An inside account of running a public company and its challenges
Former president Pranab Mukherjee notes in the foreword of the book, “It is very difficult to tell corporate stories, especially if there aren’t any elements of deceit, drama and espionage attached to them.” Partha Sarathi Bhattacharyya, former chairman and managing director of Coal India Limited (CIL), nevertheless, took up the task—quite rare among people in such positions—to chart the transformation of the world’s largest coal miner from a loss-making company to a profitable Maharatna public sector undertaking (PSUs).
It is not that the transition lacked the “elements of deceit, drama and espionage” at all. Perhaps their presence was ominously concealed in the drab pages of balance sheets and bidding documents, making it more difficult to identify, encounter and negotiate. Though not conforming to the popular perception of thrillers, these impediments, nevertheless, had to be tackled competently with the grit and sly of a spy, but, of course, sans the glitz and glamour. At stake were lives and livelihoods of millions.
The watershed moment of the transition was CIL floating its initial public offering (IPO) in 2010. The book When Coal Turned Gold threads the lessons learnt from all the events that culminated into the IPO. It portrays the picture from the lens of a person who was a part of the journey throughout, and finally at the helm of affairs.
The IPO, inaugurated on November 4, 2010, had fetched an aggregate subscription of Rs 2.33 lakh crore on its fourth day, oversubscribed a little over 15 times. It was among the top three global IPOs held that year, going a long way in changing the perception on disinvestment of PSUs. Though the promise of reforms in PSUs post-disinvestments have not been satisfactorily met till date, the spillover of the CIL IPO was palpable with the subsequent listings of other smaller state-owned companies becoming successful, contrary to expectations.
The book talks about the steps taken by CIL to revamp its reputation before the IPO, allaying global investors’ apprehensions on misuse of land, lack of restoration, reclamation and mining issues. It elucidates how the range of initiatives, starting with dealing with bankers in boardrooms, labour unions and politicians on murky mines to organising international roadshows, were taken up by the company to change perceptions.
Before taking up the reins of CIL, Bhattacharyya was at the helm of affairs at Bharat Coking Coal (BCCL), whose headquarters are based in Dhanbad. The notoriety in the area revolving around coal has been graphically represented in Anurag Kashyap’s magnum opus Gangs of Wasseypur, where there was also a tertiary reference to the tribulations faced by state-owned coal company officials, with one of them getting killed by the mafia in his own bungalow in Dhanbad. In such circumstances, it was indeed brave of Bhattacharya to start living in the designated CMD bungalow in Dhanbad, against all advice. The place had been uninhabited for quite some time as his predecessors preferred to live in another bungalow within the residential BCCL complex in Koylanagar.

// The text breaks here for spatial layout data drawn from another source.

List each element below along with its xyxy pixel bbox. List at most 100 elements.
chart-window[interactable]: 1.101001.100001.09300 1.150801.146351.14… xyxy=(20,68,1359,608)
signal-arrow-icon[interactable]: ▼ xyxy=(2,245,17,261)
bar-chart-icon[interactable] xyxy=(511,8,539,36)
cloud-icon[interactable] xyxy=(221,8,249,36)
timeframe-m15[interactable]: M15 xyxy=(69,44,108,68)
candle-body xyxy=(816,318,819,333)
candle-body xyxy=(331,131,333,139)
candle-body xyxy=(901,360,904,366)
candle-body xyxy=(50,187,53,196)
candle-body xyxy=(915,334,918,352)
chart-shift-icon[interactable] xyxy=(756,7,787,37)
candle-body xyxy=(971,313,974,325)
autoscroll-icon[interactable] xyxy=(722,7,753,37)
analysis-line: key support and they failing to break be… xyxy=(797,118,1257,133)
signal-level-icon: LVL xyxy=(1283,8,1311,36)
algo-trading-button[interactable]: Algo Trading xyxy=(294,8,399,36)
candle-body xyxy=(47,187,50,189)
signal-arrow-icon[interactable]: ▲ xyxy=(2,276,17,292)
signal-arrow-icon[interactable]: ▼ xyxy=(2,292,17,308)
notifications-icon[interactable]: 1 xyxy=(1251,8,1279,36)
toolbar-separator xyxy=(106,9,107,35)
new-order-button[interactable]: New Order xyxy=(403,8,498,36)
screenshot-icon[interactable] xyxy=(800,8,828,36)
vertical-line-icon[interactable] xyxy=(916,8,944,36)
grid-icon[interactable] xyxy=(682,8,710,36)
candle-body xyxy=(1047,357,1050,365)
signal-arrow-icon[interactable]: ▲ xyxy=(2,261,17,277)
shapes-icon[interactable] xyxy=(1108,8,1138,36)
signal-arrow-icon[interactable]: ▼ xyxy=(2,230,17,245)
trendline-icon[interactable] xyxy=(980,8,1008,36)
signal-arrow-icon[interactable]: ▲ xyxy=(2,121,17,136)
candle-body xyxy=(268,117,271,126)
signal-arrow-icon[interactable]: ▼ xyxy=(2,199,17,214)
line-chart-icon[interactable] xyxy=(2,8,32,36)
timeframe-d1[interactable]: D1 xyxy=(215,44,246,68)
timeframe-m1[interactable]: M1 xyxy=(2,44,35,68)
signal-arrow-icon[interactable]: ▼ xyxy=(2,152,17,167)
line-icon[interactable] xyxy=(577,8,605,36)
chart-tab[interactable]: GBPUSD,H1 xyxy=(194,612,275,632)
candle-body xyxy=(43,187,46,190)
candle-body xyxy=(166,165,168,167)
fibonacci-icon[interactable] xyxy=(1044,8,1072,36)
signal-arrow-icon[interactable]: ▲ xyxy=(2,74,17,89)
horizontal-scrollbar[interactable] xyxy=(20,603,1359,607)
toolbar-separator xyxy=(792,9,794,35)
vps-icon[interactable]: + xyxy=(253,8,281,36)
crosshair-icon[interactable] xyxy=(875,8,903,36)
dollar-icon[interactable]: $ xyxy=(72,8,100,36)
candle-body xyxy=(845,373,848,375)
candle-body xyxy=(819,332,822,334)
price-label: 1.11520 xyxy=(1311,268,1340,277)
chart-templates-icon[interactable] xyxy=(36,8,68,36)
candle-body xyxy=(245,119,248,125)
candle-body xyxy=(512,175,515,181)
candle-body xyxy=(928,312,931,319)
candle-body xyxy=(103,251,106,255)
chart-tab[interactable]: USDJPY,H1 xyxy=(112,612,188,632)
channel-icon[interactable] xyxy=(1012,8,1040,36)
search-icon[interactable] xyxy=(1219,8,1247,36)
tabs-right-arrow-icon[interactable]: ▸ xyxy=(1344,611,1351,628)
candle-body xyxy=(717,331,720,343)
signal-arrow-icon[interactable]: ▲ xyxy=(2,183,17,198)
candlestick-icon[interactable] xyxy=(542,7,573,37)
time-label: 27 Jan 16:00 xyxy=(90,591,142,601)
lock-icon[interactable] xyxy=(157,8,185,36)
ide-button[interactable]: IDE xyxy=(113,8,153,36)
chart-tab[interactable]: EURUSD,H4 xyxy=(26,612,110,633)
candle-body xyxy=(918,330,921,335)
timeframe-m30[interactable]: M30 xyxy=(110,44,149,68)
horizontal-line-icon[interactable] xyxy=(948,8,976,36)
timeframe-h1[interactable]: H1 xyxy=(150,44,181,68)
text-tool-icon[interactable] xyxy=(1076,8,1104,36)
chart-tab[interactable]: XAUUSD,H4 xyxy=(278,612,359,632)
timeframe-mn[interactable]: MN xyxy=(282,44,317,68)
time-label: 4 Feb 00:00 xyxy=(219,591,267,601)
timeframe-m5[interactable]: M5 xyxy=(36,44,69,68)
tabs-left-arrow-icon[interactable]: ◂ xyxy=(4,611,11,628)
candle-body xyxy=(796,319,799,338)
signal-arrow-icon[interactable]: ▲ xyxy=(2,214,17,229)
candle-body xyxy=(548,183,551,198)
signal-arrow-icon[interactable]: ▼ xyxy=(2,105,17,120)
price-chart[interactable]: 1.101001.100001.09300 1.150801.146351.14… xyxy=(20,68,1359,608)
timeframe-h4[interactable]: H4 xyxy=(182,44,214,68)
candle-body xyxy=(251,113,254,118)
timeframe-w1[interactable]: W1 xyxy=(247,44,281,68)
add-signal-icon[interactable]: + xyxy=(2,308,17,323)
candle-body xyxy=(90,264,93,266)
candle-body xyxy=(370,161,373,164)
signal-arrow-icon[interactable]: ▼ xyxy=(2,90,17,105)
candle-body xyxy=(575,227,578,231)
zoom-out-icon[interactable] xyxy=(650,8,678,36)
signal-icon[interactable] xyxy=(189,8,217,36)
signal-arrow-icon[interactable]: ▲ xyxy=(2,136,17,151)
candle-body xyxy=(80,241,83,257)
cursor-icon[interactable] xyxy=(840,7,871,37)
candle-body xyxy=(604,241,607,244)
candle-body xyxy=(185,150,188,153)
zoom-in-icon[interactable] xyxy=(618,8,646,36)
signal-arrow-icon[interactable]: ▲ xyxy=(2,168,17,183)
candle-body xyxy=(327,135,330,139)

Bhattacharya’s description of his stint as BCCL boss shows he was not completely unaware about the importance of perception—a quality which later helped CIL in image-building before the IPO. From an example cited in the book, he invited journalists to the BCCL mines, enduring underground fire to let the public know how crucial it was to outsource coal production to private contractors in such places for the benefit of the financially ailing company that was the fulcrum of the local economy. This helped in changing the popular perception on outsourcing, reversing the resistance put up by labour unions and political forces. After faring poorly in the state assembly elections in 2005, the local MP realised that his party was deprived of the votes of BCCL employees since it had blocked the scope of prosperity by denouncing outsourcing.
Though the writer talks about how he made the strategic move towards outsourcing coal production, he doesn’t dwell much on how the benchmarks set for mine developer and operator (MDOs—a ramification of contractor-based production) got subsequently diluted. Industry experts have often pointed out that equipment such as mechanised shovels, shredders and trucks used by MDOs are not in line with stipulated benchmarks. The very idea of nationalising the coal industry in 1973 was to bring about an end to ‘slaughter mining’—unsafe practices and lack of investment in suitable technology.
Apart from the IPO journey, the book also reflects various governance lapses, policy lacuna and the extraordinary effort warranted to run a PSU efficiently amid the cobweb of red tapism. It shows how CMDs have to spend time and effort to take up petty issues such as procuring tyres for dumpers right up to the central vigilance commission (CVC) for approval. An anecdote of a quotidian subject like the cancellation of a high-priced bid being taken up to as high as the committee of secretaries annotates the point further.
The book comes out at a time when political grip on PSUs is becoming tighter. The government now has more say in production targets instead of the companies. Low-production companies like BCCL are putting forward over-ambitious annual targets like 100 MT. Industry insiders have claimed that such targets, impractical by any parameters, are more focused on being in the good books of the ministries rather than bringing real reforms.
The intricate dynamics between managing such an organisation and the larger political system automatically constitutes content that would make it intriguing to minds interested in such areas. It might also help one deduce why it is difficult for state-run companies handling precious national natural resources to run as autonomously as their global counterparts.